Spotlight has a maddening flaw, however. Standard PDF annotations—both “sticky notes” and text “typed” on a page—are not indexed. As far as Spotlight is concerned, they do not exist.
For me this is no trivial problem. More often than not, these annotations contain the very text I’m searching for.
Papers, my reference manager of choice, has a partial solution. The software has its own annotation feature built-in. Though sticky notes created in Papers don’t get indexed by Spotlight, they are searchable with Papers’ own search function. Still, I often want to search PDF notes that aren’t annotated in Papers. I’m also wary of relying too heavily on Papers’ annotations since the feature is still a little buggy.
Skim is also Spotlight-friendly. The app stores its annotations in a separate file (with a .skim extension) that Spotlight happily indexes. And it’s easy to convert the Adobe-style annotations used by Preview, PDFpen and most other PDF software into Skim notes. Select “Convert Notes…” under the File menu, or assign a keyboard shortcut.
I now designate Skim as my default PDF editor in Papers. (In the “Paper” menu, scroll down to the “Open PDF with…” option. If you want Papers to default to Skim, rather than open a new tab in Papers, go to Preferences, select the “Papers” pane, and select Skim in the “Open PDF Files” drop-down.)
My problem was mostly solved, but what about all those PDFs already annotated using the standard tools? And then there were the PDFs annotated on the iPad. All of the best PDF apps on iOS—including iAnnotate, GoodReader, PDFpen for iPad, and (my favorite) PDF Expert—use standard, Adobe-style annotation tools. It takes too much time to manually convert each and every old or iPad-derived PDF to Skim formatting.

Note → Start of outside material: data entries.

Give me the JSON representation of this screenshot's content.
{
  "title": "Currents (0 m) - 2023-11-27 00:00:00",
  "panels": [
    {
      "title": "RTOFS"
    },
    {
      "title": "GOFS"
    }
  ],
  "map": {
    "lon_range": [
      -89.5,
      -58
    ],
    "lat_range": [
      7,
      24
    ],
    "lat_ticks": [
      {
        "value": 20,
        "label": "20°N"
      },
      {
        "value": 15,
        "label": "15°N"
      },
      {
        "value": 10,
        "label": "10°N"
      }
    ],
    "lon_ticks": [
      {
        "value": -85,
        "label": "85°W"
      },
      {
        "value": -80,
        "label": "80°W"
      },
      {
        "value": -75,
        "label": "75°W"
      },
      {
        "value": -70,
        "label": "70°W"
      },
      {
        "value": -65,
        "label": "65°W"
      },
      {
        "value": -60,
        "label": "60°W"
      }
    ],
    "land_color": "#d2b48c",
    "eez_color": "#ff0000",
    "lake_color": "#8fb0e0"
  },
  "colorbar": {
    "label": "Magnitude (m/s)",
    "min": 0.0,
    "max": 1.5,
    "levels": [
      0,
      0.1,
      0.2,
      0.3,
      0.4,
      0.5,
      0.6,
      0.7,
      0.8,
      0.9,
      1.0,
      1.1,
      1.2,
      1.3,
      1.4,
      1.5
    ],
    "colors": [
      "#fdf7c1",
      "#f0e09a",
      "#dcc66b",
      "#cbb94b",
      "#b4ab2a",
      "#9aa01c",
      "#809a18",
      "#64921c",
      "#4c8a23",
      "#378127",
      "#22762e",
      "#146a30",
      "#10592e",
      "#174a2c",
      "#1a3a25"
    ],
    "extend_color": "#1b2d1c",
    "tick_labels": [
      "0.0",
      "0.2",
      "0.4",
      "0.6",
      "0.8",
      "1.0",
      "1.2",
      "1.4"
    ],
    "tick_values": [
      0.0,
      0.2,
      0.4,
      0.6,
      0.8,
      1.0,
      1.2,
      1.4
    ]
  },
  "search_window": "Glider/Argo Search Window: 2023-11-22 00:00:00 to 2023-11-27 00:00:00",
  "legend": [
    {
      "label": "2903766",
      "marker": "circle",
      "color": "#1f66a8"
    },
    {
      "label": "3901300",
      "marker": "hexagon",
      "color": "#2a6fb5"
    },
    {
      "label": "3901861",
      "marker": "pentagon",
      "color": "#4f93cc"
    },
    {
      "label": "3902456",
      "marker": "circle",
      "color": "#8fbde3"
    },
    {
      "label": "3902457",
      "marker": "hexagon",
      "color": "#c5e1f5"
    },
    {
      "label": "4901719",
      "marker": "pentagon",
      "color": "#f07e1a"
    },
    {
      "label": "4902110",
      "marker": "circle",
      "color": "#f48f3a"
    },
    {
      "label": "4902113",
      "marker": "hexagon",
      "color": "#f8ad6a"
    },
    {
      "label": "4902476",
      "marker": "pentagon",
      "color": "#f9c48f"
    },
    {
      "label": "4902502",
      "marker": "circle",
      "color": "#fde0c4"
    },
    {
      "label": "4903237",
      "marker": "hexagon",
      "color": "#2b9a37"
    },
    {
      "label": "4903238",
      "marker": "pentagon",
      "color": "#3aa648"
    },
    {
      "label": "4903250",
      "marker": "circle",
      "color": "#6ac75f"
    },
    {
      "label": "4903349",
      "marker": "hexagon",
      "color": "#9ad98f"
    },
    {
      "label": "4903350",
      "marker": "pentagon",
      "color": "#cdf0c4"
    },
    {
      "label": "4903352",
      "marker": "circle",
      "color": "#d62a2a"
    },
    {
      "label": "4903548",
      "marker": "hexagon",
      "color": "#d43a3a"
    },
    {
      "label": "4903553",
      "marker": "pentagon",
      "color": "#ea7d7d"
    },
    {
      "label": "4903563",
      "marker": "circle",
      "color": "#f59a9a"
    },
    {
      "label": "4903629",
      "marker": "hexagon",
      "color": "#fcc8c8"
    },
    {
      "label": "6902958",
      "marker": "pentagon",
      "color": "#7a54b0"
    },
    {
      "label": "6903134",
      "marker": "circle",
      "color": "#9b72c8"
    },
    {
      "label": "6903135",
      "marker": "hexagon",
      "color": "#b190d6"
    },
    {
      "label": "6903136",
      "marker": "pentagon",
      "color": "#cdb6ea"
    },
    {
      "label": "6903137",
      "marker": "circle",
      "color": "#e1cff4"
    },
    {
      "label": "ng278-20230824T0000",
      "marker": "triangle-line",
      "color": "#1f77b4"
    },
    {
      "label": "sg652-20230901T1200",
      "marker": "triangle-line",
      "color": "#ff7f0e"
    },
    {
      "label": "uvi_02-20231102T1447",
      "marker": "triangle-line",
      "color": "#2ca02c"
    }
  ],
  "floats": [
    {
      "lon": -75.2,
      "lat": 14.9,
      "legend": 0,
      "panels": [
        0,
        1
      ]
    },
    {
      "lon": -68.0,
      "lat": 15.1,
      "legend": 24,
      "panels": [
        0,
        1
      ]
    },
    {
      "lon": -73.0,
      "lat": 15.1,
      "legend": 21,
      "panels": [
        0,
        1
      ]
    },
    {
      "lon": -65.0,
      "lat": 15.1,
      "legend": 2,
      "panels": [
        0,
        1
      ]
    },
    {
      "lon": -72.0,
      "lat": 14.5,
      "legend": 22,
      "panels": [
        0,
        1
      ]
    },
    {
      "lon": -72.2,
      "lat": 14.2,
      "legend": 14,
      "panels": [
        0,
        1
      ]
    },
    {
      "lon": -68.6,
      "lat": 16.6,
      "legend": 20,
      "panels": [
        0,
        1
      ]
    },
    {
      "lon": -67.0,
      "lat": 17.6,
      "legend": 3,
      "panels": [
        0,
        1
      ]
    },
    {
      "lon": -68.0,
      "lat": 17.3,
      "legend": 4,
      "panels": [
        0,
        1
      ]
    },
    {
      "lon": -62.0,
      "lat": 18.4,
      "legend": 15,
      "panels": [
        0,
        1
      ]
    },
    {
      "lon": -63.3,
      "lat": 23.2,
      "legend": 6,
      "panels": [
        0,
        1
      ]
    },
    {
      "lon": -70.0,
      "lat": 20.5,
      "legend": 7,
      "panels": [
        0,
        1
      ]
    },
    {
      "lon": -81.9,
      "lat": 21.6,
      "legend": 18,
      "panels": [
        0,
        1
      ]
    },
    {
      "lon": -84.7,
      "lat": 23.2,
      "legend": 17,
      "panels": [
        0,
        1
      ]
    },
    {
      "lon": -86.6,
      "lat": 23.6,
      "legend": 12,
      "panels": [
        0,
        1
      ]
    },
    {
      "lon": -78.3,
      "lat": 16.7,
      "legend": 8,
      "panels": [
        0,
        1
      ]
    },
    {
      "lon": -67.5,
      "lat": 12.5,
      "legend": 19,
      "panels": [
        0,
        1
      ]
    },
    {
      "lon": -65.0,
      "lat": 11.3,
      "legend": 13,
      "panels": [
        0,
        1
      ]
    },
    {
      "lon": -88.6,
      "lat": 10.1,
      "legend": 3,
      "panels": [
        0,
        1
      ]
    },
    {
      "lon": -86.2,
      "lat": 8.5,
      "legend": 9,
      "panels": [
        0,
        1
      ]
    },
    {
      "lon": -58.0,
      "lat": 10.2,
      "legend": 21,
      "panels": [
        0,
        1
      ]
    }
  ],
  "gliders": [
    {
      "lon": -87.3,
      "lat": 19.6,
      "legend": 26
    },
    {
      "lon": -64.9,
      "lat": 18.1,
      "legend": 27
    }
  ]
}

There’s an obvious need here for automation, but unfortunately no simple solution. The problem is that there’s no easy way to automatically detect that a PDF contains annotations (and therefore needs converting to Skim). None of the PDF metadata registers that a PDF has been annotated, so there’s no way to trigger an automated conversion.
Be warned that the solution I hit upon is fiddly. It works, but only justifies the set up if you have a large batch of PDFs to convert and/or if you frequently take notes on your iPad. The solution involves Hazel, the indispensable Mac automation tool.
A post on Hazel’s forums (by AppleSuperlatives) suggested using grep, the Unix plain-text search utility, for a related issue (detecting whether a PDF had been OCRed). The basic insight was that PDFs are, at core, binary files, which grep can search.
The next step was to isolate a snippet of text that gets added to a PDF’s binary when annotations exist. To do this I opened two PDFs—identical, except that one had annotations—in a text editor and saved them as text files. Next, I used the superb file-comparison tool Kaleidoscope to call out the differences between the two files. The annotations, in this case, had been made in Preview, and I found and copied some text (“Annot /T”) that gets generated in every annotation. This would be my trigger.
I set up a new Hazel rule to monitor my main Papers folder. (For basics on Hazel, see the tutorials and tips on the developer’s site.) The updated version of Hazel has a few new “if” conditions, including “Passes shell script.”
I embedded a short script to detect if the “Annot /T” phrase appeared; if so, the Hazel action would trigger.
Just in case I added a second condition, to ensure that the matched file is a PDF.
The next step was to ask Hazel to convert the standard-annotation PDF to Skim. First I prompted Hazel to open the file in Skim, and then added a short, embedded AppleScript.
I also added a separate Hazel rule, to run the conversion rule on all the subfolders in my Papers directory.
Soon all of my old, Preview-generated annotated PDFs converted to Skim. I encountered a problem, though, with the PDFs I annotated in PDF Expert for iPad: the “Annot /T” did not appear. So I used Kaleidoscope to find another phrase that appeared in PDF Expert-generated PDFs: “/Name /Comment”. I then modified the Hazel rule, using a nested condition—so that either “Annot /T” or “/Name /Comment” would trigger Hazel.
Now the articles I annotate on my iPad get converted too, once they’re back on my Mac. Of course if you use another iOS app like iAnnotate, you’ll need to locate a phrase and modify your Hazel rule accordingly.
It’s a hassle, for sure, but worth it. Now all my notes exist for Spotlight again. Memory restored.